The Lady Vanishes (1938)
written by Sidney Gilliat and Frank Launder, based on a novel by Ethel Lina White
This is the most "English" film I've ever seen. It features a group of English folks vacationing -- er, holidaying -- in a fictitious country on the continent. Hitchcock mines plenty of humor -- er, humour -- out of the language and customs differences between his countrymen and the foreign-language-talkin' natives. At one point early on, the leading lady corrects the pronunciation of the harried hotel clerk ("ahv-ah-lahn-sh"). Two of the characters are eager to get home in time to catch a cricket match. The titular lady gives a waiter a packet of her own tea and tells him exactly how to make it. There's an entire plot point that hinges on the fact that only the English train passages will be in the dining car during tea time.
Knowing that war is only a year away, this is a fascinating look at the English temperament at the time. Only the English people on the train can be trusted. Every one of the foreigners traveling colludes to keep the lady vanished. Every one of the foreigners is odd or off or mean-looking. When the bad guys replace the vanished lady Mrs. Froy with a foreign clone, the clone is a gruff women with a permanent scowl who looks nothing like smiling Mrs. Froy. The foreign spies are cut-throat murders whilst England's spy -- Mrs. Froy -- is a sweet, old woman who exchanges secret codes in songs. The English are infallibly polite throughout their adventures in hostile territory, even to the point of one of them getting shot in the hand for his trouble. Once harmed, however, they fight for hard for their country. The impression this all gives me is that, even a year before the invasion of Poland, the English were psyching their national consciousness up for an inevitable war.

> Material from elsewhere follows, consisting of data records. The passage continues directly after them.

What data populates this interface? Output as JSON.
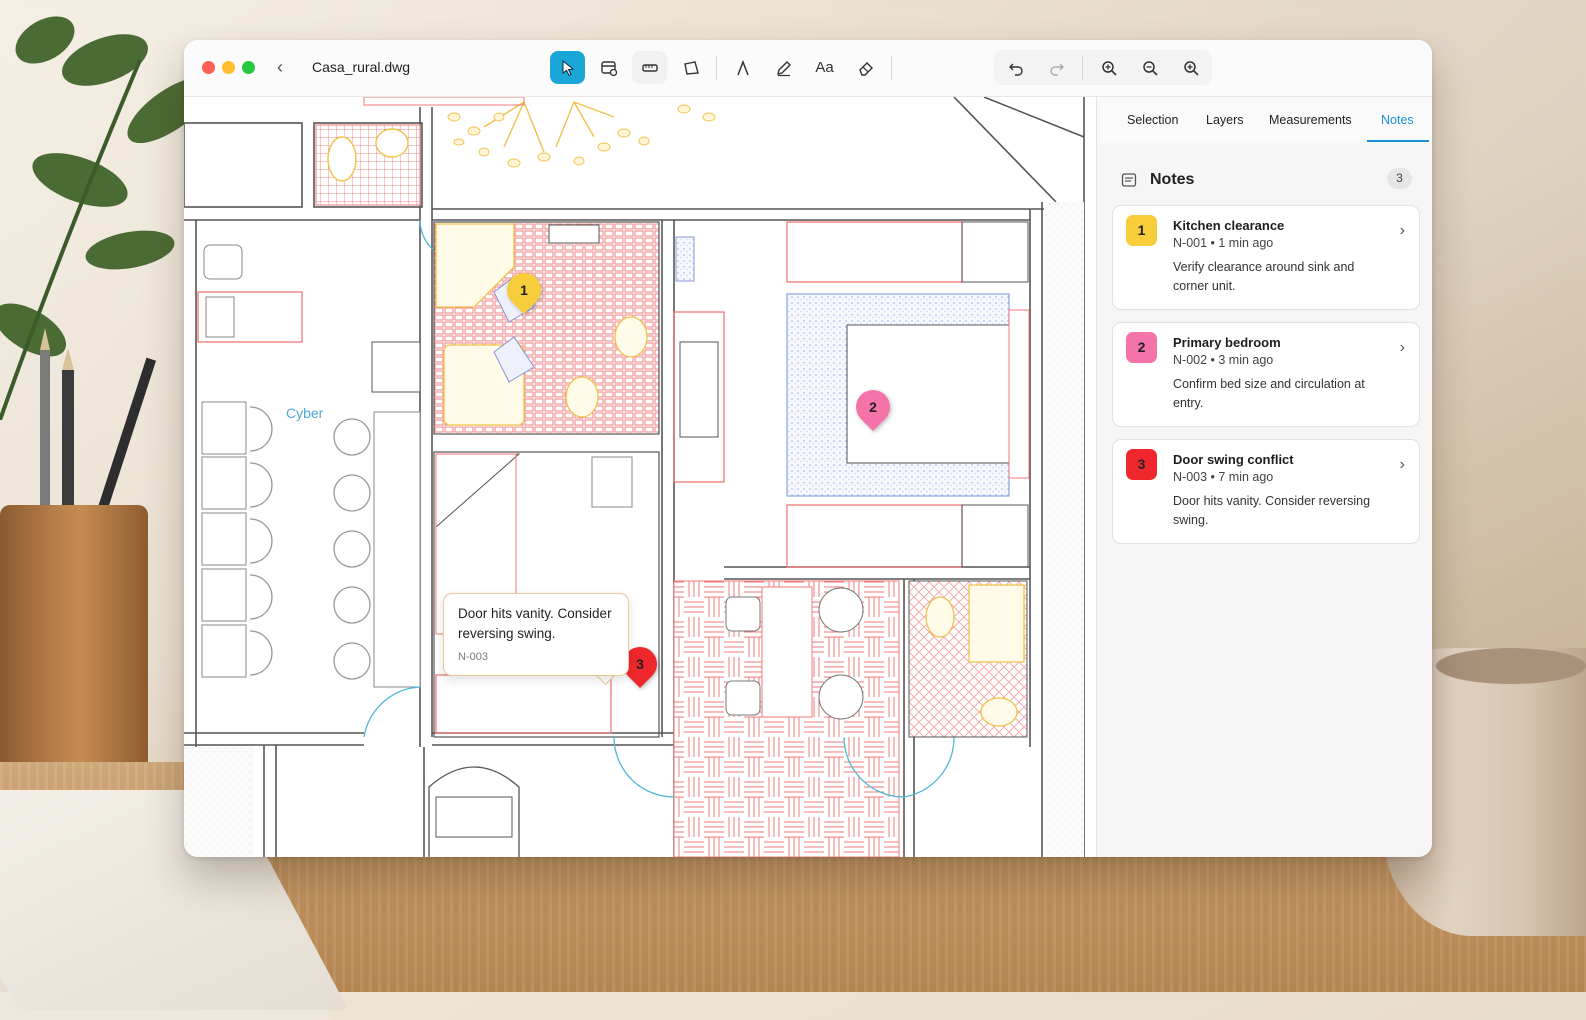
{
  "window": {
    "doc_title": "Casa_rural.dwg"
  },
  "toolbar": {
    "tools": [
      "select-tool",
      "layer-tool",
      "measure-tool",
      "polygon-tool",
      "text-path-tool",
      "pen-tool",
      "text-tool",
      "eraser-tool"
    ],
    "text_tool_label": "Aa",
    "view_tools": [
      "undo",
      "redo",
      "zoom-in",
      "zoom-out",
      "zoom-fit"
    ]
  },
  "tabs": [
    {
      "label": "Selection",
      "active": false
    },
    {
      "label": "Layers",
      "active": false
    },
    {
      "label": "Measurements",
      "active": false
    },
    {
      "label": "Notes",
      "active": true
    }
  ],
  "notes_panel": {
    "title": "Notes",
    "count": "3",
    "items": [
      {
        "num": "1",
        "title": "Kitchen clearance",
        "meta": "N-001 • 1 min ago",
        "body": "Verify clearance around sink and corner unit.",
        "color": "#f8cd3c"
      },
      {
        "num": "2",
        "title": "Primary bedroom",
        "meta": "N-002 • 3 min ago",
        "body": "Confirm bed size and circulation at entry.",
        "color": "#f473a8"
      },
      {
        "num": "3",
        "title": "Door swing conflict",
        "meta": "N-003 • 7 min ago",
        "body": "Door hits vanity. Consider reversing swing.",
        "color": "#f0282d"
      }
    ]
  },
  "canvas": {
    "room_label": "Cyber",
    "pins": [
      {
        "num": "1",
        "color": "#f8cd3c"
      },
      {
        "num": "2",
        "color": "#f473a8"
      },
      {
        "num": "3",
        "color": "#f0282d"
      }
    ],
    "tooltip": {
      "text": "Door hits vanity. Consider reversing swing.",
      "id": "N-003"
    }
  },
  "colors": {
    "accent": "#1aa7d8",
    "tab_active": "#1a8fd6"
  }
}
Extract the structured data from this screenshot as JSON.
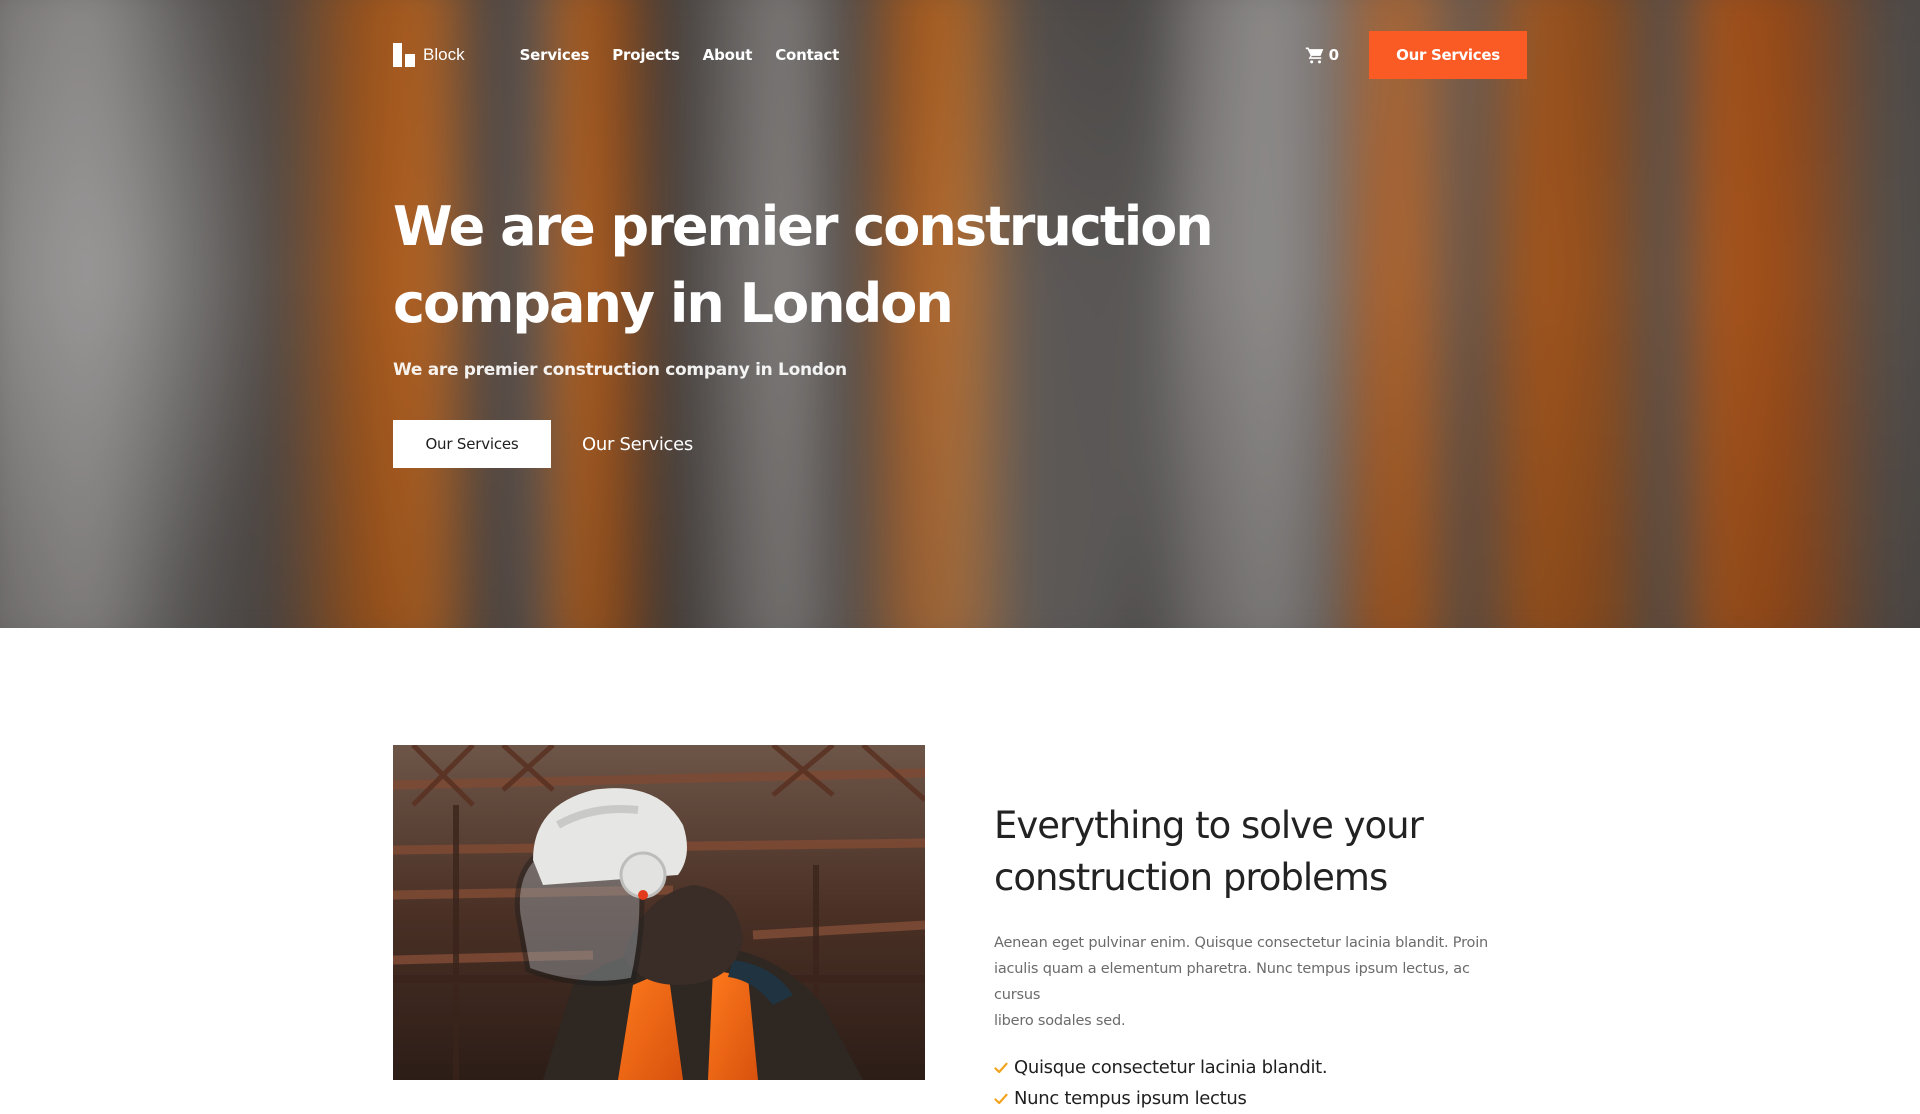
{
  "nav": {
    "brand": "Block",
    "links": [
      "Services",
      "Projects",
      "About",
      "Contact"
    ],
    "cart_count": "0",
    "cta_label": "Our Services"
  },
  "hero": {
    "title_line1": "We are premier construction",
    "title_line2": "company in London",
    "subtitle": "We are premier construction company in London",
    "primary_button": "Our Services",
    "secondary_link": "Our Services"
  },
  "feature": {
    "title_line1": "Everything to solve your",
    "title_line2": "construction problems",
    "body_line1": "Aenean eget pulvinar enim. Quisque consectetur lacinia blandit. Proin",
    "body_line2": "iaculis quam a elementum pharetra. Nunc tempus ipsum lectus, ac cursus",
    "body_line3": "libero sodales sed.",
    "items": [
      "Quisque consectetur lacinia blandit.",
      "Nunc tempus ipsum lectus"
    ]
  },
  "colors": {
    "accent": "#fa5a24",
    "check": "#f2a31b",
    "text_dark": "#222222",
    "text_muted": "#6b6b6b"
  },
  "icons": {
    "cart": "cart-icon",
    "check": "check-icon",
    "logo": "logo-icon"
  }
}
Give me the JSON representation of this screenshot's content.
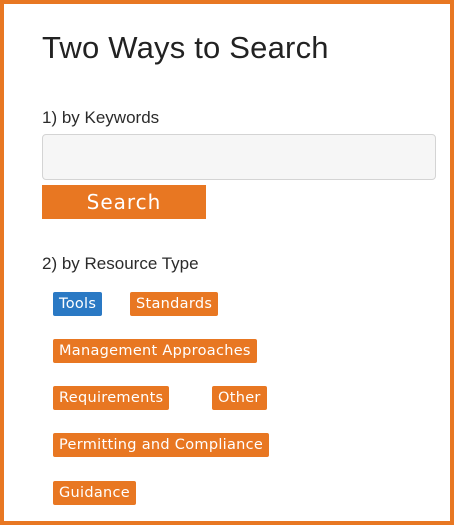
{
  "panel": {
    "title": "Two Ways to Search",
    "keywords_label": "1) by Keywords",
    "search_input": {
      "value": "",
      "placeholder": ""
    },
    "search_button_label": "Search",
    "resource_type_label": "2) by Resource Type",
    "tags": {
      "tools": "Tools",
      "standards": "Standards",
      "management": "Management Approaches",
      "requirements": "Requirements",
      "other": "Other",
      "permitting": "Permitting and Compliance",
      "guidance": "Guidance"
    },
    "active_tag": "Tools"
  },
  "colors": {
    "accent": "#e87722",
    "active_tag": "#2a79c4",
    "border": "#e87722"
  }
}
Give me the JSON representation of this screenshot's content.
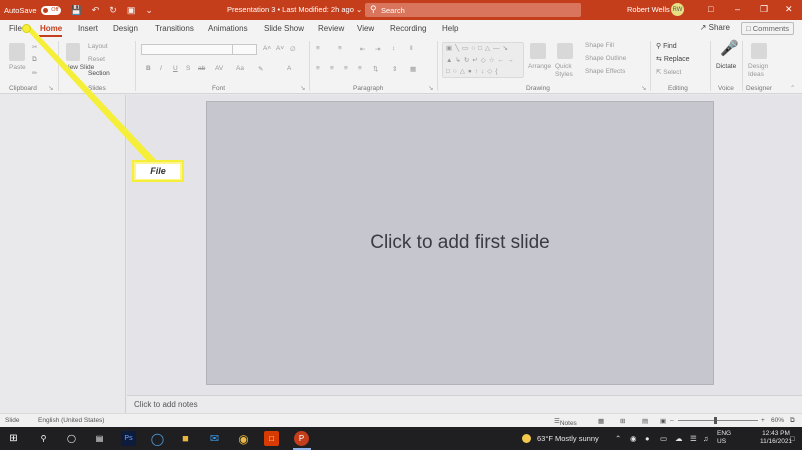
{
  "titlebar": {
    "autosave_label": "AutoSave",
    "autosave_state": "Off",
    "doc_title": "Presentation 3  •  Last Modified: 2h ago  ⌄",
    "search_placeholder": "Search",
    "user_name": "Robert Wells",
    "user_initials": "RW"
  },
  "tabs": [
    "File",
    "Home",
    "Insert",
    "Design",
    "Transitions",
    "Animations",
    "Slide Show",
    "Review",
    "View",
    "Recording",
    "Help"
  ],
  "active_tab": "Home",
  "share_label": "Share",
  "comments_label": "Comments",
  "ribbon": {
    "groups": [
      "Clipboard",
      "Slides",
      "Font",
      "Paragraph",
      "Drawing",
      "Editing",
      "Voice",
      "Designer"
    ],
    "paste": "Paste",
    "new_slide": "New Slide",
    "layout": "Layout",
    "reset": "Reset",
    "section": "Section",
    "arrange": "Arrange",
    "quick_styles": "Quick Styles",
    "shape_fill": "Shape Fill",
    "shape_outline": "Shape Outline",
    "shape_effects": "Shape Effects",
    "find": "Find",
    "replace": "Replace",
    "select": "Select",
    "dictate": "Dictate",
    "design_ideas": "Design Ideas"
  },
  "slide": {
    "placeholder": "Click to add first slide"
  },
  "notes_placeholder": "Click to add notes",
  "statusbar": {
    "view": "Slide",
    "language": "English (United States)",
    "notes": "Notes",
    "zoom": "60%"
  },
  "taskbar": {
    "weather": "63°F  Mostly sunny",
    "lang1": "ENG",
    "lang2": "US",
    "time": "12:43 PM",
    "date": "11/16/2021"
  },
  "callout": {
    "label": "File"
  },
  "colors": {
    "accent": "#c43e1c",
    "callout": "#f5ef3a",
    "slide_bg": "#c6c6cf"
  }
}
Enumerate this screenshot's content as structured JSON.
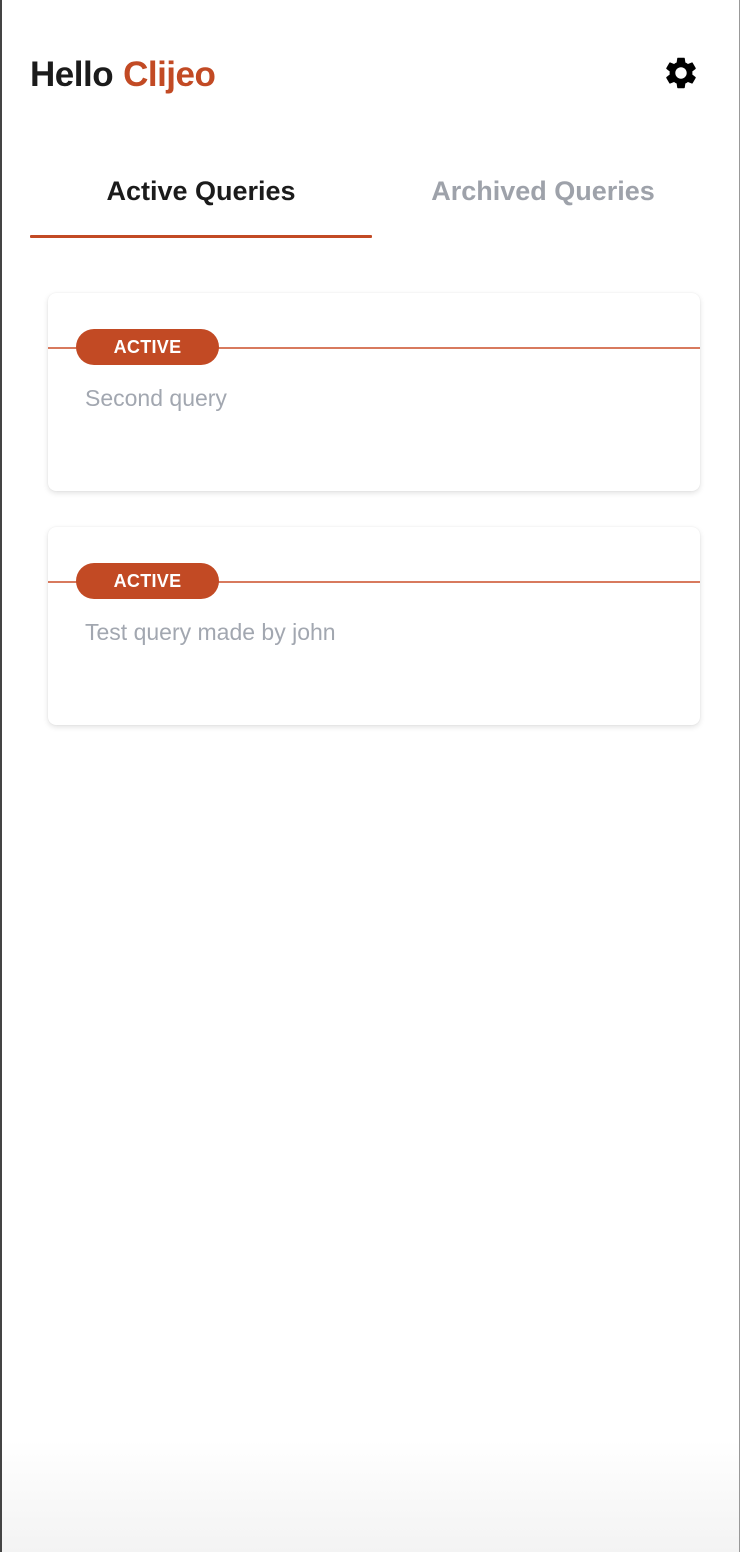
{
  "header": {
    "greeting": "Hello",
    "user_name": "Clijeo",
    "settings_icon": "gear-icon"
  },
  "tabs": [
    {
      "label": "Active Queries",
      "selected": true
    },
    {
      "label": "Archived Queries",
      "selected": false
    }
  ],
  "queries": [
    {
      "status": "ACTIVE",
      "text": "Second query"
    },
    {
      "status": "ACTIVE",
      "text": "Test query made by john"
    }
  ],
  "colors": {
    "accent": "#c24a24",
    "muted_text": "#a2a7b0",
    "inactive_tab": "#9ea2aa"
  }
}
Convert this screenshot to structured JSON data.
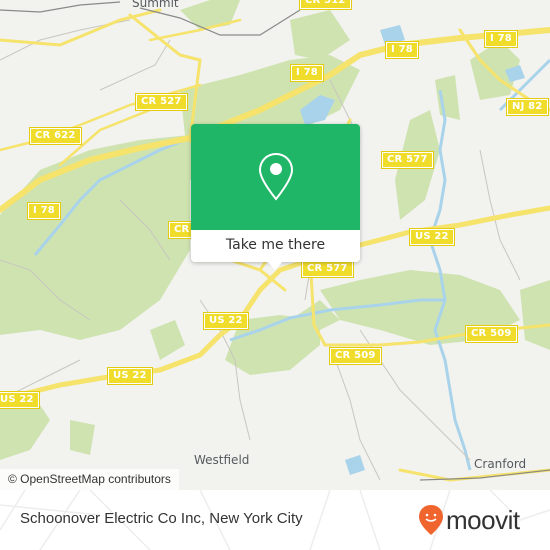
{
  "map": {
    "colors": {
      "background": "#f2f2ef",
      "park": "#cfe3b0",
      "water": "#a9d3ea",
      "road_major": "#f5e36b",
      "road_minor": "#c8c6c0",
      "rail": "#8a8a8a",
      "shield": "#f0dc2a"
    },
    "places": [
      {
        "name": "Summit"
      },
      {
        "name": "Westfield"
      },
      {
        "name": "Cranford"
      }
    ],
    "road_shields": [
      {
        "label": "CR 512"
      },
      {
        "label": "I 78"
      },
      {
        "label": "I 78"
      },
      {
        "label": "I 78"
      },
      {
        "label": "I 78"
      },
      {
        "label": "NJ 82"
      },
      {
        "label": "CR 527"
      },
      {
        "label": "CR 622"
      },
      {
        "label": "CR 577"
      },
      {
        "label": "CR"
      },
      {
        "label": "US 22"
      },
      {
        "label": "CR 577"
      },
      {
        "label": "US 22"
      },
      {
        "label": "US 22"
      },
      {
        "label": "US 22"
      },
      {
        "label": "CR 509"
      },
      {
        "label": "CR 509"
      }
    ],
    "attribution": "© OpenStreetMap contributors"
  },
  "popup": {
    "icon": "location-pin-icon",
    "button_label": "Take me there",
    "color": "#1fb767"
  },
  "footer": {
    "title": "Schoonover Electric Co Inc, New York City",
    "logo_text": "moovit",
    "logo_color": "#f0642d"
  }
}
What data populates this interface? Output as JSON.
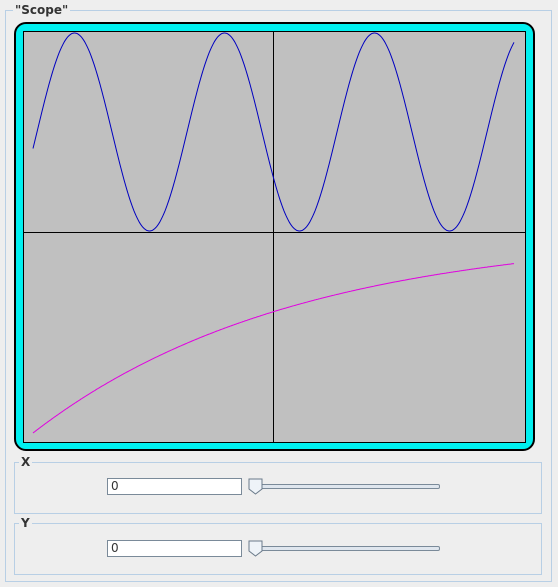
{
  "window": {
    "title": "\"Scope\""
  },
  "scope": {
    "colors": {
      "frame": "#00f0f0",
      "plot_background": "#c0c0c0",
      "crosshair": "#000000",
      "trace_1": "#0000c0",
      "trace_2": "#e000e0"
    },
    "traces": [
      {
        "id": "sine",
        "samples": 1.5,
        "amplitude": 1.0
      },
      {
        "id": "exponential",
        "shape": "rising-saturating"
      }
    ]
  },
  "x_control": {
    "label": "X",
    "value": "0",
    "slider_fraction": 0.0
  },
  "y_control": {
    "label": "Y",
    "value": "0",
    "slider_fraction": 0.0
  }
}
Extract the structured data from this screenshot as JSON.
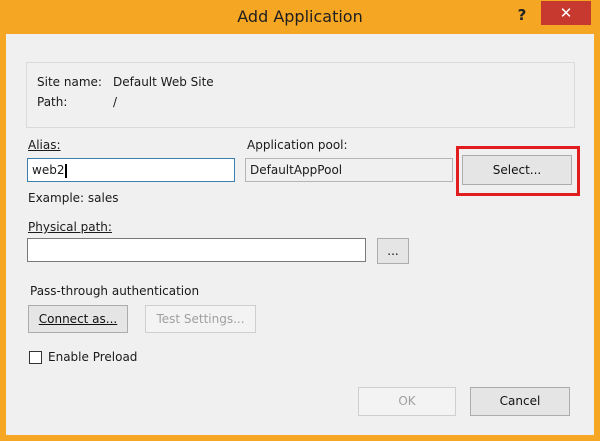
{
  "window": {
    "title": "Add Application",
    "help_glyph": "?",
    "close_glyph": "✕"
  },
  "info": {
    "site_name_label": "Site name:",
    "site_name_value": "Default Web Site",
    "path_label": "Path:",
    "path_value": "/"
  },
  "alias": {
    "label": "Alias:",
    "value": "web2",
    "example": "Example: sales"
  },
  "app_pool": {
    "label": "Application pool:",
    "value": "DefaultAppPool",
    "select_label": "Select..."
  },
  "physical_path": {
    "label": "Physical path:",
    "value": "",
    "browse_label": "..."
  },
  "auth": {
    "section_label": "Pass-through authentication",
    "connect_label": "Connect as...",
    "test_label": "Test Settings..."
  },
  "preload": {
    "label": "Enable Preload",
    "checked": false
  },
  "footer": {
    "ok_label": "OK",
    "cancel_label": "Cancel"
  },
  "colors": {
    "titlebar": "#f5a623",
    "close": "#c7382e",
    "highlight": "#e21d1d"
  }
}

The film takes a little while to get going. Not knowing anything about it going in, I was a bit fearful that this was going to be a 90-minute film about goofy people in an alpine hotel. What it turned out to be is a summation of all of the tricks Hitchcock's picked up during his filmmaking career up to this point. The film starts with some of his beloved models, which is a fun and inexpensive way to crane through the mountains and into the hotel. The plot follows his favorite themes of normal, naive people being thrust into extraordinary situations. Hitchcock's cheeky humor abounds. There's some great, experimental opticals that allow the audience to experience Iris' concussion. There's some nice suspense when the evil doctor tries to poison Iris and Gilbert and even more when the train is diverted and the English passengers realize the spot they're in. The story is exciting and full of mystery and intrigue. I can certainly understand why this was a smash hit 71 years ago. (7/10)
Watched the region 1 DVD released by Criterion in 2007. Flawless transfer as far as I could tell. Disc 2 also has some great extras, including a spin-off (!) movie.